The communications center handles calls related to all three. So, on any given day, Rosario and her colleagues could be asked to help a locked-out student get into a dorm; a transplant physician receive delivery of a donated organ; a new professor find his way to an unfamiliar classroom; a passerby report a funny smell.

The amount of information coming at us makes me dizzy, but Rosario scans it expertly, its cryptic acronyms creating for her a mental view of the city that hums outside the center at 12th and Montgomery.

"It's quiet for now," she says, eyes flitting. Then she points to a monitor showing a line of students waiting to get into a campus bar. It will close at 2 a.m. "It could pick up then, so we know to keep a watch there."

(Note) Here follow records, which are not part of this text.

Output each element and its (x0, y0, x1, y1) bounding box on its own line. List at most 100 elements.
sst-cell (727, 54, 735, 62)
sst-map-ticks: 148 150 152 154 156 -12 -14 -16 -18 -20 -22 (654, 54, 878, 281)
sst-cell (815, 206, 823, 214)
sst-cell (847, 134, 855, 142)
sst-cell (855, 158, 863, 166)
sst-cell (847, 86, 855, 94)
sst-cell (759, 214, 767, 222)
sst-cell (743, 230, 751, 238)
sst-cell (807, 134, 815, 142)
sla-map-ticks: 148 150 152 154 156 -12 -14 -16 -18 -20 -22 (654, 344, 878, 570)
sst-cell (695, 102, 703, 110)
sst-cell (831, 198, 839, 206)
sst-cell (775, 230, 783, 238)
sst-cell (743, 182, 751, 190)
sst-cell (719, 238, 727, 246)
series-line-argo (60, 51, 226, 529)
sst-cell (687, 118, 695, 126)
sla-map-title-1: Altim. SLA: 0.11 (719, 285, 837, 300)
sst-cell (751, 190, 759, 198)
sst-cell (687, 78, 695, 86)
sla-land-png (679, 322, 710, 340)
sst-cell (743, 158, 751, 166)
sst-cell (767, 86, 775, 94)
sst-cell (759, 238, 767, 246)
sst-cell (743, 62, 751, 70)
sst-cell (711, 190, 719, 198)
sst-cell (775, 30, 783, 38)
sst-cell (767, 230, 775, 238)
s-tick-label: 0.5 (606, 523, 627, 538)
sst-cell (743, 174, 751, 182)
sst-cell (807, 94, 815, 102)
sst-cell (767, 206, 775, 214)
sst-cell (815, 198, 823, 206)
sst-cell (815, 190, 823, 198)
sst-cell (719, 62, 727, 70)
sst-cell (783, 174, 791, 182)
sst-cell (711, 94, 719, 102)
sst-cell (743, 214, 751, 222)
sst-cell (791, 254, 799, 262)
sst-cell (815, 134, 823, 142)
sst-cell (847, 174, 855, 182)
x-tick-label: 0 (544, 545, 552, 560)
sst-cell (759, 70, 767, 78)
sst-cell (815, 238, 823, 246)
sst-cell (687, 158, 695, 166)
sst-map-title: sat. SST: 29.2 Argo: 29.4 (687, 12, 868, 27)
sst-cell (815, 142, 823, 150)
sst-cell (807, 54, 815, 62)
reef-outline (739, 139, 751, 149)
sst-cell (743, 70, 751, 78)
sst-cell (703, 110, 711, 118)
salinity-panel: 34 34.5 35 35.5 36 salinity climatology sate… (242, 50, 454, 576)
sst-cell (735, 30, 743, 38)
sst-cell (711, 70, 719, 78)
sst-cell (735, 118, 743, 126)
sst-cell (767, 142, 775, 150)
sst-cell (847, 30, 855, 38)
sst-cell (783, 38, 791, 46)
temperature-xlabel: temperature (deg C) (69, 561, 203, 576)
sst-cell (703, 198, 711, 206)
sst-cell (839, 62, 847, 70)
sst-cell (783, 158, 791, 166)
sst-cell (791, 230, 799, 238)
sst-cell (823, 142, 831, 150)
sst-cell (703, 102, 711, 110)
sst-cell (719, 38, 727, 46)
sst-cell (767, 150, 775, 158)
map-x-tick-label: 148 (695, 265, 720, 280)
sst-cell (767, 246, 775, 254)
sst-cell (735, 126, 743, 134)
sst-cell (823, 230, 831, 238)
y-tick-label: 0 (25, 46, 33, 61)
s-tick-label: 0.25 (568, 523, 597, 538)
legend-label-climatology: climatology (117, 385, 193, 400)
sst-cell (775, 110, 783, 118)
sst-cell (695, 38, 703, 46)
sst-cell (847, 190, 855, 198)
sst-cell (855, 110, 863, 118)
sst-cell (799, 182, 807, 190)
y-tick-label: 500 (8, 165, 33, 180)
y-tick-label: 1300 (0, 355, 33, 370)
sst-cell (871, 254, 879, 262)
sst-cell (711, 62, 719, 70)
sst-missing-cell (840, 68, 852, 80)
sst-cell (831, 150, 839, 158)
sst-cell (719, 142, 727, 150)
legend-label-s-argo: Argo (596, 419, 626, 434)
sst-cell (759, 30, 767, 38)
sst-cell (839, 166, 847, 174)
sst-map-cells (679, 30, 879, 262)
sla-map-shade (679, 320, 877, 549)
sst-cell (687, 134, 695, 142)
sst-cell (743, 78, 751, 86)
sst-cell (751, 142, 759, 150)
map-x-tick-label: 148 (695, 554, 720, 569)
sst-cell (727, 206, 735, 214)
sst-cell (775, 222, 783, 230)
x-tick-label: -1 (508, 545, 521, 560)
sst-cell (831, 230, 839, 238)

Her first few years on the job, Rosario spent most of her time manning building entrances, and she developed warm relationships with students who'd swipe their ID cards, then linger to talk. They were close to her age, so they felt they could relate to her, but her almost maternal regard for them prompted them to share worries and triumphs.

"They'd be upset about a test grade and I'd say, 'You keep trying; you'll do better,' " says Rosario. "Or if they just finished a big project, I'd give them a hug. I was a support and a shoulder. I liked that about my job. Many of the students were far from home, so I was like family to them."

Still, she was intrigued in 2012 when she heard that Temple's radio operations were undergoing a major overhaul. Until then, Temple had a haphazard dispatch system, its radio room manned by security officers and police personnel who rotated in and out of duty. The constant turnover created issues and complaints that never got resolved.

So the radio room was upgraded with sophisticated technology, and the call was put out for full-time dispatchers. When Rosario checked out the gleaming new nerve center, she says, "I loved it. The people were smart and calm. The work was challenging and important. It felt right."

She got hired and hit the ground running.

"Phylicia was a standout dispatcher who wanted to know everything about telecommunications and constantly pursued proficiency," says Capt. Joe Garcia, who directs training, development, and communications for Campus Safety. "She also loves to dialogue and share information with colleagues. It didn't take long to identify her as a leader. She just has that 'thing' that pops at you when you meet her."

No wonder she was the first to be certified as a master-level dispatcher (a certification now shared by many of her coworkers, Garcia notes).

"I feel very proud," says Rosario, who works the overnight shift because it lets her spend the most time with her sons, ages 8 and 5. "No two days are the same, and I know the work we do is important."

Like the times she has counseled suicidal students who have called the center, gently coaxing them into telling her where they were so she could send help. Or calmed neighborhood residents whose frustration with partying students would otherwise have escalated.

"I've come a long way since the 7-Eleven," a job she also liked, says Rosario. But thanks to Charlie Scanzello, who saw something special in her 10 years ago, her heart is now all-Temple. "I found a calling," she says. "I'm really so grateful."